Try as she might, she just couldn’t imagine Giovanni living on a ranch in Colorado, and she had decided several years earlier that she intended to return to the Sugarloaf and make her permanent home there, probably in the fairly near future.
The medical advances to be had in Europe may well have saved Louis’s life, but during the past year, more than one doctor had told him that they had done all they could for him. Their best advice, in fact, had been for Louis to spend more time in the open air and try to make himself more robust that way. There was no better place to do that than the Colorado valley where the vast Jensen ranch was located.
When Louis went home to stay, Denny intended to, as well. She and her brother had both spent too much time away from their parents. It was time for the Jensen family to be together again.
If she came home with a husband, Smoke and Sally would welcome him and do their best to make him feel right at home at Sugarloaf. Denny had no doubt of that. But would Giovanni ever consider such a thing? Venice had become home to him, after he’d come here from Sicily.
“Oh, Denny, you’re such an impulsive fool,” she whispered to herself.
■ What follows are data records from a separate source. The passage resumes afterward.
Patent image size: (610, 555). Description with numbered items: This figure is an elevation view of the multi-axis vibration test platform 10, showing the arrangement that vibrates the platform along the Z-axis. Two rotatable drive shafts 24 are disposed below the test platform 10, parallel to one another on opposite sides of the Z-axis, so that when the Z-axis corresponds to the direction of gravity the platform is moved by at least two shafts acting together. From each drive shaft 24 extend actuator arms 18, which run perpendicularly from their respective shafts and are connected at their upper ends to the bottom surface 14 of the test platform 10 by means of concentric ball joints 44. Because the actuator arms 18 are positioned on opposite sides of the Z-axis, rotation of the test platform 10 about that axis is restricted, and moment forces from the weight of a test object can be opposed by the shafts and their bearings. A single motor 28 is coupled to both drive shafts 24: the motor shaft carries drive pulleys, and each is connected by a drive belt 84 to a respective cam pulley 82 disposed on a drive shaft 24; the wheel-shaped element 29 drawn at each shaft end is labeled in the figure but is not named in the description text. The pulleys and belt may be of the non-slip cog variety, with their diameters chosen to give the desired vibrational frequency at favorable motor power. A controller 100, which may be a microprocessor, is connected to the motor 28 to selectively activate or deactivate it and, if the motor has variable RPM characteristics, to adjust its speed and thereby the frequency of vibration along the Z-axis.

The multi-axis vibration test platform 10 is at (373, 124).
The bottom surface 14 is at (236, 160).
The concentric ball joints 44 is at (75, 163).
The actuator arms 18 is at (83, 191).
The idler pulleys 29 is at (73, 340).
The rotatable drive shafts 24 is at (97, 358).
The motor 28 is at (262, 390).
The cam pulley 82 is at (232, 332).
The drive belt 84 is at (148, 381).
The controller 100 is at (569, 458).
Passion had welled up so strongly and unexpectedly inside her that she hadn’t been able to withstand it. She had allowed Giovanni to ruin her.
“Stop that,” she told herself, louder and more firmly this time. She wasn’t ruined. This was the twentieth century, after all. Morality wasn’t as strict and stringent as it had been in the past. Anyway, she knew good and well that a lot of the so-called rules regarding proper behavior were more honored in theory than they were in practice. Plenty of western brides had walked down the aisle already in the family way.